The moment of being loved most by someone.
“Then let’s go together. Let’s beseech the Master together.”
Wind gusted powerfully once more.
As Yeon-poong laughed again, wind and petals scattered outward with her joy.
The wind seemed a messenger carrying her laughter to the world’s end.
The color of the petals enveloping the pavilion deepened progressively until they transformed the hue of blood.
In an instant, the air turned cold.
‘What?’
Sunlight vanished, and the pavilion’s pillars creaked ominously.
This was the very same pavilion where they had been laughing across teacups mere moments before.
Yeon-poong startled in precisely the same way I did.
The man lay collapsed in the exact posture he had held while setting down his teacup and turning.
A deep vertical gash split open across the center of his chest, bleeding profusely.
It was not a wound from a blade.
The wind itself had carved this wound into him.
“Yeon… poong…”
His lips moved with the faintest tremor.
He seemed to be speaking, yet no sound emerged—nothing could be heard.
“Elder Brother?”
“…”
“Elder Brother!”
Yeon-poong rushed toward the man.
In that instant, wind rose and carved fresh wounds across his body.
“Ah, ahhh…”
The blood he shed drenched the pavilion floor.
Beyond the pavilion, beneath the shadow of flowering trees, monastery practitioners came running.
They were from Seonmun.
“Yeon-poong! Yeon-poong! Compose yourself!”
The moment that voice reached my ears.
“Don’t come! You mustn’t…!”
She had only meant to gesture for them to stay back.
With that single gesture, her elder brother’s body was severed in half in mid-air.
The bisected form scattered and fell to the ground.
“No. No, no, no!”
My breathing quickened, my head spinning.
It felt as though Yeon-poong’s emotions were shaking my own as well.
“Master! What are you doing! Withdraw your technique!”

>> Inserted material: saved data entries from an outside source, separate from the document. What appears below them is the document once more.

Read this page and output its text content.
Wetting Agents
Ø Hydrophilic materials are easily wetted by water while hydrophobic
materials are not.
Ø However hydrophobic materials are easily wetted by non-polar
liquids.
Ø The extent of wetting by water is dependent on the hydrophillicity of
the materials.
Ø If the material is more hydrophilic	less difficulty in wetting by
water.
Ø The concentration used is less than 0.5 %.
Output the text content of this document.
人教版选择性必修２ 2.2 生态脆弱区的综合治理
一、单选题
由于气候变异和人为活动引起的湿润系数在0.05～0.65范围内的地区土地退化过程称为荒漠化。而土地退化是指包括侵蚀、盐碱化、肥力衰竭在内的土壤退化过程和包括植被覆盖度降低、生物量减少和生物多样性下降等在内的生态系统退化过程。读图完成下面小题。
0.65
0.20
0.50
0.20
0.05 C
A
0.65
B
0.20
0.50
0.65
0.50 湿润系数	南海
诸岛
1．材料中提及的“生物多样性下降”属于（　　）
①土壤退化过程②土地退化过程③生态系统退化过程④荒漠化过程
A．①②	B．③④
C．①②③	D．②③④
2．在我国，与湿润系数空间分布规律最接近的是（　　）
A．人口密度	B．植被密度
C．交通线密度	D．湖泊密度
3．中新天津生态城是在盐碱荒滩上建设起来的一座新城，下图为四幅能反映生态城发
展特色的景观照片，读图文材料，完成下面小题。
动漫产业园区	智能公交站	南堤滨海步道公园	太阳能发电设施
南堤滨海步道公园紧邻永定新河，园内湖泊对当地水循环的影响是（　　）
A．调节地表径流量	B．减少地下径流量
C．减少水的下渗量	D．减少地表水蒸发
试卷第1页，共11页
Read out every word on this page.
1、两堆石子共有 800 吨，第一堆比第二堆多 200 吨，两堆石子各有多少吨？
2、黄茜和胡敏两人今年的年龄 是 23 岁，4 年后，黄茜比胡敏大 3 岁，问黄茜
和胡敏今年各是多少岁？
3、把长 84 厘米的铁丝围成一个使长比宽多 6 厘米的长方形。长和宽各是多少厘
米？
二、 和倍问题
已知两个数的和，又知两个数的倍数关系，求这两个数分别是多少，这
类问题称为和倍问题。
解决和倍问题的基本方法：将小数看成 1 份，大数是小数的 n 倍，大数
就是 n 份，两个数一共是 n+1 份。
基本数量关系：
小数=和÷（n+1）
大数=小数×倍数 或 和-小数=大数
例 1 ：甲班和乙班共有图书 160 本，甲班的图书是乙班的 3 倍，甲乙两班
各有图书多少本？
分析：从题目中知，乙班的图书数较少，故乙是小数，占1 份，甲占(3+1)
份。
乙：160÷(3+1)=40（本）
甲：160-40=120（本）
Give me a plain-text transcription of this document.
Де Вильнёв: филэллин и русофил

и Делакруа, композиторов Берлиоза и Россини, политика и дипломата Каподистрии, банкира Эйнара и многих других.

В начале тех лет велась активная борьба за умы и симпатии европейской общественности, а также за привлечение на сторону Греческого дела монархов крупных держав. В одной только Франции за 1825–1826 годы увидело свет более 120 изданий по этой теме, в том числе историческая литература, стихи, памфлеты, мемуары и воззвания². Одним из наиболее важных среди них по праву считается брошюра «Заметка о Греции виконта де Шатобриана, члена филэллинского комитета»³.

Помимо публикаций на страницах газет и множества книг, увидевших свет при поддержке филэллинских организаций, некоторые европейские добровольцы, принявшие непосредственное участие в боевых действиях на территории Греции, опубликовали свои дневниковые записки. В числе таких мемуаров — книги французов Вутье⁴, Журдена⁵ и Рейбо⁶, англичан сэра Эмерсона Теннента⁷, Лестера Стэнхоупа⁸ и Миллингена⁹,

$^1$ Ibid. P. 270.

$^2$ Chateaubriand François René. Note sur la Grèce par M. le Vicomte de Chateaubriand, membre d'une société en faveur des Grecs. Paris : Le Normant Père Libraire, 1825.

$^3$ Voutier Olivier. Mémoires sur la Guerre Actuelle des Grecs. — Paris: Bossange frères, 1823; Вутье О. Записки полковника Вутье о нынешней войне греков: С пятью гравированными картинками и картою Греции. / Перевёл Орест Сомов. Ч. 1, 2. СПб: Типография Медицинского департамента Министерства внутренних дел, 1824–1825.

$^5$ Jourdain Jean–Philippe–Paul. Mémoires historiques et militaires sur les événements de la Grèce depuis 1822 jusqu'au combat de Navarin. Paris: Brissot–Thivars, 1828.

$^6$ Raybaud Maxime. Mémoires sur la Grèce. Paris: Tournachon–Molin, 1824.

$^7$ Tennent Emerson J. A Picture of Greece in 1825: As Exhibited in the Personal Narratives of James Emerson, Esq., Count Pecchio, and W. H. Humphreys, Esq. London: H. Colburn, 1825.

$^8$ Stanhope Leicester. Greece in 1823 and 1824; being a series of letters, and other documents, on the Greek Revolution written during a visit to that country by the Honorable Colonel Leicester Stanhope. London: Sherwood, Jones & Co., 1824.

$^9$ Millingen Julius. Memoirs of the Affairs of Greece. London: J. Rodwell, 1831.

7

“Yeon-poong, come to your senses! It is your wind, you are killing the brothers of Seonmun…!”
“Aaaaaaahhhhh!”
With each breath Yeon-poong exhaled, with each gesture of her hand, with each lift of her head, monastery practitioners fell dead around her.
All of her emotions—all those she believed she loved—had become blades that pierced them through.
“P-please, don’t go! I beg you…!”
Yeon-poong reached out toward someone trying to flee.
It was a plea for them not to abandon her.
A desperate cry not to be left alone.
Yet that single gesture split the fleeing practitioner’s back open vertically.
“Ahhh, ahhhhhhhhh!”
Everything was drenched in blood.
Upon the ground scattered with blood and flower petals, only Yeon-poong remained, kneeling.
Her pristine white robes were stained crimson, her hands drenched in blood.
The blood of Seonmun.
The blood of her brothers.
It was the soul of the person she loved.
“Elder Brother….”
She could not speak his name.
Her spirit, unable to bear what she had done, had released everything.
The faces of her sworn siblings, the face of her Elder Brother, even who she herself was.
She rose slowly from where she sat.
“…I no longer wish to hurt anyone.”
Her eyes had already ceased to be human.